In the last article (I hope) of this series I want to look at what happens when I change the parallel distribution method on the query that I’ve been using in my previous demonstrations. This was a query first introduced in a note on Bloom Filters (opens in a separate window) where I show two versions of a four-table parallel hash join, one using using the broadcast distribution mechanism throughout, the other using the hash distribution method. For reference you can review the table definitions and plan (with execution stats) for the serial join in this posting (also opens in a separate window).

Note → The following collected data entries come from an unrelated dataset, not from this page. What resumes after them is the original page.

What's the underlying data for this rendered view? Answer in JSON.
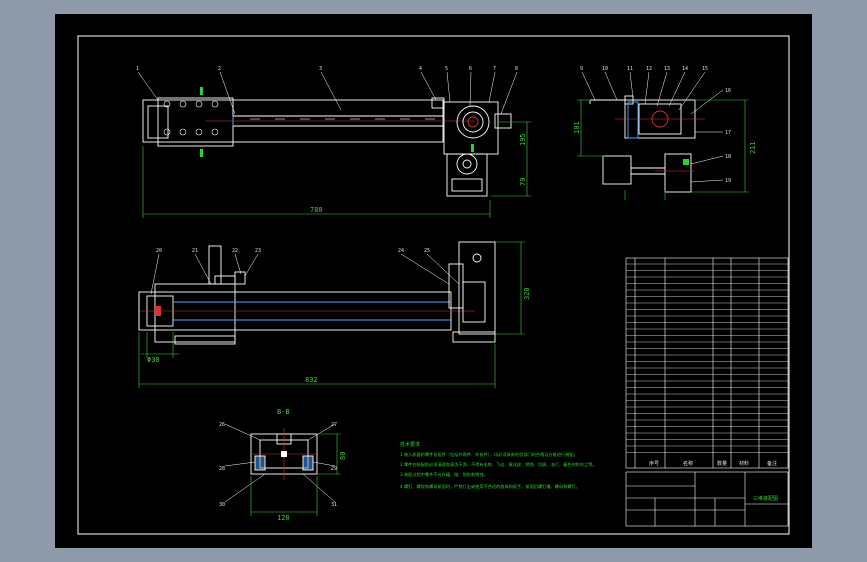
{
  "colors": {
    "background": "#8e99aa",
    "sheet": "#000000",
    "outline": "#ffffff",
    "dimension": "#3bd03b",
    "centerline": "#e03030",
    "hidden": "#4aa3ff"
  },
  "views": {
    "section_label": "B-B"
  },
  "dimensions": {
    "top_view_length": "780",
    "top_view_height_a": "195",
    "top_view_height_b": "70",
    "side_view_height": "211",
    "side_view_width": "101",
    "front_view_length": "832",
    "front_view_height": "320",
    "front_view_detail": "Φ30",
    "section_width": "120",
    "section_height": "80"
  },
  "balloons": {
    "top": [
      "1",
      "2",
      "3",
      "4",
      "5",
      "6",
      "7",
      "8"
    ],
    "side_top": [
      "9",
      "10",
      "11",
      "12",
      "13",
      "14",
      "15"
    ],
    "side_right": [
      "16",
      "17",
      "18",
      "19"
    ],
    "front_top": [
      "20",
      "21",
      "22",
      "23"
    ],
    "front_right": [
      "24",
      "25"
    ],
    "section": [
      "26",
      "27",
      "28",
      "29",
      "30",
      "31"
    ]
  },
  "tech_notes": {
    "title": "技术要求",
    "lines": [
      "1.装入机器的零件及组件（包括外购件、外协件），均必须具有检验部门的合格证方能进行装配。",
      "2.零件在装配前必须清理和清洗干净，不得有毛刺、飞边、氧化皮、锈蚀、切屑、油污、着色剂和灰尘等。",
      "3.装配过程中零件不允许磕、碰、划伤和锈蚀。",
      "4.螺钉、螺栓和螺母紧固时，严禁打击或使用不合适的旋具和扳手。紧固后螺钉槽、螺母和螺钉。"
    ]
  },
  "title_block": {
    "drawing_title": "三维装配图",
    "header_labels": [
      "序号",
      "名称",
      "数量",
      "材料",
      "备注"
    ]
  }
}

To change distribution methods from the broadcast example to the hash example I’ve simply changed a few hints in my code. Here are two sets of hints showing what I’ve done; the first is a repeat from the third article showing the broadcast example, the second shows the small change needed to get the hash example:
/*+
leading(t4 t1 t2 t3)
full(t4) parallel(t4, 2)
use_hash(t1) swap_join_inputs(t1) pq_distribute(t1 none broadcast)
full(t1) parallel(t1, 2)
use_hash(t2) swap_join_inputs(t2) pq_distribute(t2 none broadcast)
full(t2) parallel(t2, 2)
use_hash(t3) swap_join_inputs(t3) pq_distribute(t3 none broadcast)
full(t3) parallel(t3, 2)
monitor
*/
/*+
leading(t4 t1 t2 t3)
full(t4) parallel(t4, 2)
use_hash(t1) swap_join_inputs(t1) pq_distribute(t1 hash hash)
full(t1) parallel(t1, 2)
use_hash(t2) swap_join_inputs(t2) pq_distribute(t2 hash hash)
full(t2) parallel(t2, 2)
use_hash(t3) swap_join_inputs(t3) pq_distribute(t3 hash hash)
full(t3) parallel(t3, 2)
monitor
*/
Because of the combination of leading() hint with the use_hash() and swap_join_inputs() hints the plan WILL still build in-memory hash tables from t1, t2, and t3 and it WILL still probe each hash table in turn with the rows (that survive) from t4; but the order of activity in the hash distribution plan will be dramatically different from the order in the serial and parallel broadcast plans where the order in which Oracle actually built the in-memory hash tables was t3, t2, t1.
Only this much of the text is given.